Sul caso il Codacons “presenterà domani un esposto alla Procura della Repubblica di Milano, in cui si chiede di aprire una indagine sul Presidente del Napoli per la possibile fattispecie di epidemia dolosa”.
L’associazione aggiunge poi tra le sue motivazioni: “Alla luce di quanto rappresentato si ritiene necessario fare il quadro della situazione in modo ancor più approfondito considerando che quello della salute nazionale è senza dubbio un interesse di rango primario – scrive il Codacons nell’esposto – ritenendosi necessario, opportuno e doveroso accertare se possa sussistere una responsabilità del Patron del Napoli Aurelio De Laurentiis che mercoledì 9 settembre si sarebbe presentato all’assemblea di Lega Calcio di serie A nonostante non stesse bene e senza mascherina, per avere potenzialmente posto in pericolo la sicurezza e l’incolumità’ pubblica, per violazione dell’art. 32 della Costituzione, e per epidemia dolosa e/o per dolo eventuale”.
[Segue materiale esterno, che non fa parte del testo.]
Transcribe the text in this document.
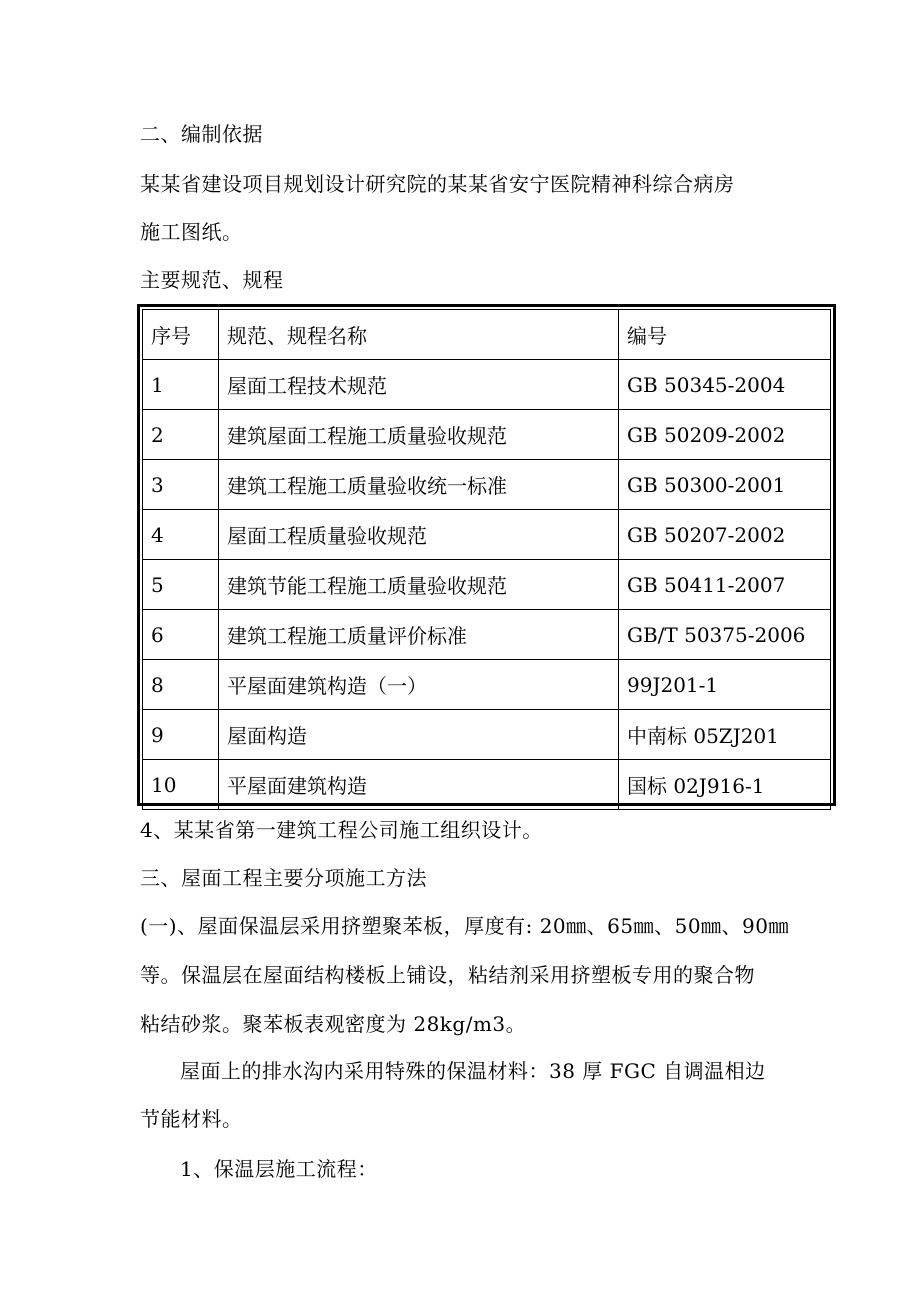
二、编制依据
某某省建设项目规划设计研究院的某某省安宁医院精神科综合病房
施工图纸。
主要规范、规程
序号	规范、规程名称	编号
1	屋面工程技术规范	GB 50345-2004
2	建筑屋面工程施工质量验收规范	GB 50209-2002
3	建筑工程施工质量验收统一标准	GB 50300-2001
4	屋面工程质量验收规范	GB 50207-2002
5	建筑节能工程施工质量验收规范	GB 50411-2007
6	建筑工程施工质量评价标准	GB/T 50375-2006
8	平屋面建筑构造（一）	99J201-1
9	屋面构造	中南标 05ZJ201
10	平屋面建筑构造	国标 02J916-1
4、某某省第一建筑工程公司施工组织设计。
三、屋面工程主要分项施工方法
(一)、屋面保温层采用挤塑聚苯板，厚度有: 20㎜、65㎜、50㎜、90㎜
等。保温层在屋面结构楼板上铺设，粘结剂采用挤塑板专用的聚合物
粘结砂浆。聚苯板表观密度为 28kg/m3。
屋面上的排水沟内采用特殊的保温材料：38 厚 FGC 自调温相边
节能材料。
1、保温层施工流程：
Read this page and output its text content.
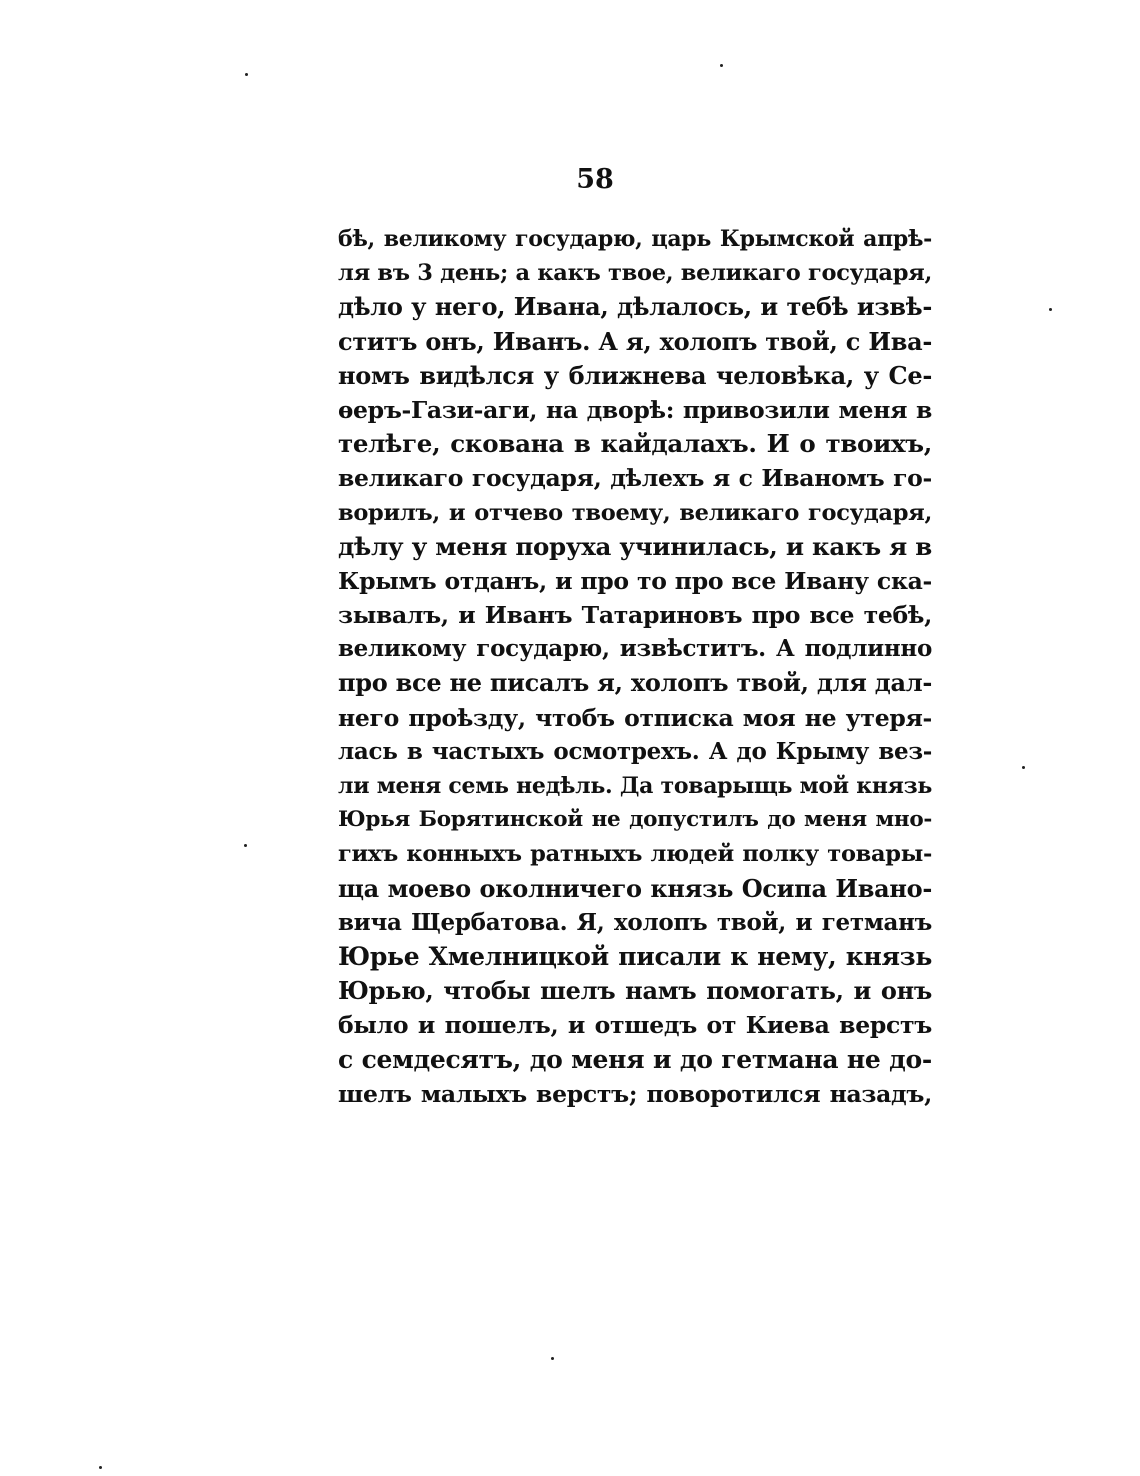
58
бѣ, великому государю, царь Крымской апрѣ-
ля въ 3 день; а какъ твое, великаго государя,
дѣло у него, Ивана, дѣлалось, и тебѣ извѣ-
ститъ онъ, Иванъ. А я, холопъ твой, с Ива-
номъ видѣлся у ближнева человѣка, у Се-
ѳеръ-Гази-аги, на дворѣ: привозили меня в
телѣге, скована в кайдалахъ. И о твоихъ,
великаго государя, дѣлехъ я с Иваномъ го-
ворилъ, и отчево твоему, великаго государя,
дѣлу у меня поруха учинилась, и какъ я в
Крымъ отданъ, и про то про все Ивану ска-
зывалъ, и Иванъ Татариновъ про все тебѣ,
великому государю, извѣститъ. А подлинно
про все не писалъ я, холопъ твой, для дал-
него проѣзду, чтобъ отписка моя не утеря-
лась в частыхъ осмотрехъ. А до Крыму вез-
ли меня семь недѣль. Да товарыщь мой князь
Юрья Борятинской не допустилъ до меня мно-
гихъ конныхъ ратныхъ людей полку товары-
ща моево околничего князь Осипа Ивано-
вича Щербатова. Я, холопъ твой, и гетманъ
Юрье Хмелницкой писали к нему, князь
Юрью, чтобы шелъ намъ помогать, и онъ
было и пошелъ, и отшедъ от Киева верстъ
с семдесятъ, до меня и до гетмана не до-
шелъ малыхъ верстъ; поворотился назадъ,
Già altre personalità avevano contestato il comportamento del Presidente: il sindaco De Magistris ha parlato di “comportamento censurabile”, mentre il virologo Andrea Crisanti ha definito il comportamento di De Laurentiis irresponsabile “chi sta male dovrebbe restare a casa. Una persona come lui dovrebbe dare l’esempio”.